Come un incubo che non si dissolve all'alba, ma diventa realtà.
Alle due del mattino, quando il boato inconfondibile della guerra sveglia Gaza, la paura si fa subito rabbia, terrore e dolore. "Eravamo tutti in preda al panico, non sapevamo dove andare", racconta un residente di Gaza alla Bbc, spiegando che l'attacco è avvenuto mentre si svegliava per il pasto del Ramadan prima dell'alba. Anche Essam Abu Odeh dice di essere stato svegliato all'improvviso alle due del mattino: "Mia figlia mi ha svegliato, avvertendomi del bombardamento. Ci siamo rapidamente posizionati a ridosso di pareti e muri, nel timore che le macerie potessero caderci addosso".
Poco dopo l'inizio dei raid israeliani si contano già decine di morti e feriti, destinati a moltiplicarsi a vista d'occhio, mentre le già provate strutture sanitarie sul territorio faticano a garantire soccorsi adeguati. Mohammed Zaquot, direttore generale degli ospedali della Striscia di Gaza, riferisce alla Bbc che tra i feriti ci sono persone con ustioni e fratture, e sono molti coloro che sono costretti a rimanere in attesa di un intervento chirurgico. "Gli attacchi sono stati così improvvisi che il numero di personale medico disponibile era inadeguato per la loro portata e sono state immediatamente chiamate altre squadre per fornire assistenza", spiega. Sforzi che funzionari umanitari a Gaza hanno descritto "frenetici" per far fronte alle esigenze dei nuovi sfollati e curare centinaia di vittime, anche bambini. E questo mentre gli attacchi continuavano, a intermittenza ma inesorabili.
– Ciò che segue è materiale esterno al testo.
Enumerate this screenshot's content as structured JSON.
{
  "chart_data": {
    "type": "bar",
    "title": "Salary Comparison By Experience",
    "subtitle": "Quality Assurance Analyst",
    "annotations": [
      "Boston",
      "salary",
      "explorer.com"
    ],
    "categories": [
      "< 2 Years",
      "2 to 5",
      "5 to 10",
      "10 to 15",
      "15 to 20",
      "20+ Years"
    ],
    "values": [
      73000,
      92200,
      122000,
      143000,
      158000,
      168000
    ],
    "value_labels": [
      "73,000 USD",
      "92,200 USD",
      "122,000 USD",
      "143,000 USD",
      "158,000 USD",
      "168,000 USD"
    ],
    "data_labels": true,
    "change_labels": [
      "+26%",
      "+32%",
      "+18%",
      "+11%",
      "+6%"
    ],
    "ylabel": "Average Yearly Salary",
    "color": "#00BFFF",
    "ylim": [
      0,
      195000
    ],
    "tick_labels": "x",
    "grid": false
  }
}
I servizi di assistenza dopo 17 mesi di conflitto hanno poche risorse e la buona volontà non basta per salvare vite. "Le vittime vengono trasportate su carretti trainati da asini perché non c'è carburante per le auto. Gli ospedali sono in difficoltà", afferma un alto funzionario umanitario a Deir al Balah.
Anche fra i sopravvissuti le tracce della morte sono ormai indelebili: Ghaitam, un diciannovenne di un villaggio vicino a Khan Younis, ha detto di essere stato svegliato dai rumori di aerei da guerra, esplosioni e urla. "È stato un incubo che si è avverato", racconta al Guardian. Poco dopo, Ghaitam è stato informato che un amico con cui aveva giocato a pallavolo il giorno prima era stato ucciso. "Non sono riuscito a trattenermi e ho iniziato a piangere. Sono andato al cimitero per dire addio al mio amico, ed era affollato di gente. Le scene lì erano strazianti". Adesso il ragazzo e la sua famiglia si sono trasferiti di nuovo, sfollati per la decima volta. "Dopo che gli ordini di evacuazione sono stati diramati, abbiamo iniziato a raccogliere alcuni vestiti. Non abbiamo abbastanza cibo o benzina. Ora ci stiamo dirigendo verso la casa di mia sorella in una zona più sicura. I nostri sentimenti in questo momento sono indescrivibili: rabbia, sfinimento, ansia, paura, terrore e dolore. Sembra che il peso del mondo sia tutto su di noi".